Читайте также: |
|
Эпоха потрясений и сдвигов выделяет не только героев. Как старые, заждавшиеся своего часа мины, всплывают на бурную поверхность проходимцы, авантюристы, палачи, люди без чести, без взглядов, без простых человеческих привязанностей.
Покидавшего Париж Анатолия Демьяновича Сычева – полковника неприметной внешности и неброских манер – провожал единственный человек. О Магомете бек Хаджет Лаше слышали многие, но мало кто знал его в лицо. Крепкий мужчина лет пятидесяти, с пронзительными бирюзовыми глазами на смуглом полноватом лице и жестким ежиком седоватых волос, он был красив той редко встречающейся красотой, которая привлекает и вместе с тем настораживает или даже отталкивает.
Шумно заявив о себе в семнадцатом году книгой из турецкой жизни – о застенках Абдул Гамида с их пытками, убийствами и прочими кошмарами, – Хаджет Лаше в дальнейшем предпочитал оставаться в тени.
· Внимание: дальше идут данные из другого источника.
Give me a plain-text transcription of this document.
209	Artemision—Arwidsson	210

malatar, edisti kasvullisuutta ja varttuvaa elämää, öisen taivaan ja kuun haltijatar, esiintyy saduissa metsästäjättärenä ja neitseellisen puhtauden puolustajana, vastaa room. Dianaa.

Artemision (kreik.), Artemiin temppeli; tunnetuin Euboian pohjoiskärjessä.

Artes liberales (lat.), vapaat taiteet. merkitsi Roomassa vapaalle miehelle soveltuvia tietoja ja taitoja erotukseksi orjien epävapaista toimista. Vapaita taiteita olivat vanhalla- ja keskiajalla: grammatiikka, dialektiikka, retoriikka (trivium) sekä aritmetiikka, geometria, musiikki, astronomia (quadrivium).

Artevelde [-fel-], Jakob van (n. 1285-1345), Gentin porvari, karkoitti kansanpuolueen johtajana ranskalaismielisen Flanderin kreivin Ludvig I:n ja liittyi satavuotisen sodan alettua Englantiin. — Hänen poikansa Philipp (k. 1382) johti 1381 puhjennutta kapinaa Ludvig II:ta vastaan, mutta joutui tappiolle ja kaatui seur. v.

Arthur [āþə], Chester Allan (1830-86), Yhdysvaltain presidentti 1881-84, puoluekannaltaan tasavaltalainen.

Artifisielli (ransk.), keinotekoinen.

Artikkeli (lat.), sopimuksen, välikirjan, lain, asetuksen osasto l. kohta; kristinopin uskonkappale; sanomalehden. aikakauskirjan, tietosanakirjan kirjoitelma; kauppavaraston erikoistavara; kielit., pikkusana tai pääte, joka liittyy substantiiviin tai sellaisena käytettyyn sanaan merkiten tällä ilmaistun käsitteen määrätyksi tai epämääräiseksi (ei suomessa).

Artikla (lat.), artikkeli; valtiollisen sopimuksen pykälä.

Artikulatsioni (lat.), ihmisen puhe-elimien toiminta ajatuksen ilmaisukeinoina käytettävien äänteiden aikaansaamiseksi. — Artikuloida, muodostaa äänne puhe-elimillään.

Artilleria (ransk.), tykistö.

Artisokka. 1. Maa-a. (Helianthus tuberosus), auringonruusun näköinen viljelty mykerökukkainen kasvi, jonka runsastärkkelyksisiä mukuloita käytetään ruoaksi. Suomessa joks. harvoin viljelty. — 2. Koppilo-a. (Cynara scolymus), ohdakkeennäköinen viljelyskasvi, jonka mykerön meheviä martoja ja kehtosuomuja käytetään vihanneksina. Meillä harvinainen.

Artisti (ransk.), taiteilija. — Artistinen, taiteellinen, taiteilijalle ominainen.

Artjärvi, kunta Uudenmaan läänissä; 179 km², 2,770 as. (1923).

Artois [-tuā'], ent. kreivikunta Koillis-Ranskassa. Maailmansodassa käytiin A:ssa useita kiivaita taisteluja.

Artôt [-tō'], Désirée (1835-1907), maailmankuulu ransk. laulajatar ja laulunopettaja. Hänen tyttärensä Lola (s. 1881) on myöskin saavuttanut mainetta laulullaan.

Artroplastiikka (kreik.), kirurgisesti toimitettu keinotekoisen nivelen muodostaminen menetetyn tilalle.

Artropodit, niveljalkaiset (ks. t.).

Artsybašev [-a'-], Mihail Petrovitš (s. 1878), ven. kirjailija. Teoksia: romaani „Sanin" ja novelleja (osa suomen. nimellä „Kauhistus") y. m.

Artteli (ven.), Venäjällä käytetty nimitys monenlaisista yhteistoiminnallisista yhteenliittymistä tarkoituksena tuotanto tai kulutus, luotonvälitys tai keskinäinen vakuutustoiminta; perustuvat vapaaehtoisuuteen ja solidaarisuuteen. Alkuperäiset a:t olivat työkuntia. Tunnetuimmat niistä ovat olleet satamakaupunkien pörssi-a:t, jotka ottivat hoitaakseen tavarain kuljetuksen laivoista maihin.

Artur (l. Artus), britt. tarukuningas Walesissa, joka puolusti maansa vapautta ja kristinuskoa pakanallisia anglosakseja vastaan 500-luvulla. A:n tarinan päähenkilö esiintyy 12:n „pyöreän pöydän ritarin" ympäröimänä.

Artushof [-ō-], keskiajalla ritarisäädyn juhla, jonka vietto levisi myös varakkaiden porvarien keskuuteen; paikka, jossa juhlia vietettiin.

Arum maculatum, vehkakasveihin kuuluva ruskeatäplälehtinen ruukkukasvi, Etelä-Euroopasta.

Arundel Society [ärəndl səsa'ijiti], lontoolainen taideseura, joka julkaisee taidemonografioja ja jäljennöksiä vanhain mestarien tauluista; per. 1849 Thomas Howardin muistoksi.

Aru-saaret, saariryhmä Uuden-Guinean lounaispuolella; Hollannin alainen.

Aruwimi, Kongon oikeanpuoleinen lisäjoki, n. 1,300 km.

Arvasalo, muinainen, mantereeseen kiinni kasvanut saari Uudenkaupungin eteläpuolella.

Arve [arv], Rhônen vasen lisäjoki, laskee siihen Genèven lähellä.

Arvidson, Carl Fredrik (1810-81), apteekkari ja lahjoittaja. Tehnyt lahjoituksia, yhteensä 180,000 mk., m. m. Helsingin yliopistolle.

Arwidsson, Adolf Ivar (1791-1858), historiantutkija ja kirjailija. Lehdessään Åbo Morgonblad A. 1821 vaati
Но уже хотя бы по тому, как держался с ним полковник Сычев – предупредительно, с той естественной почтительностью, которая свойственна умным помощникам выдающихся людей, – можно было догадаться, что Хаджет Лаше наделен властью, недоступной обычному человеку. Что ж, власть эта и впрямь была велика: создатель «Лиги защиты России», ставившей перед собой широкие задачи и цели – от вербовки в среде русских эмигрантов добровольцев для белой армии до жестоких тайных приговоров отступникам и просто неугодным, – Хаджет Лаше был одним из доверенных лиц сильных мира сего и служил им, обуреваемый страстью войти в их круг, чтобы уже на равных с ними вершить судьбы человечества.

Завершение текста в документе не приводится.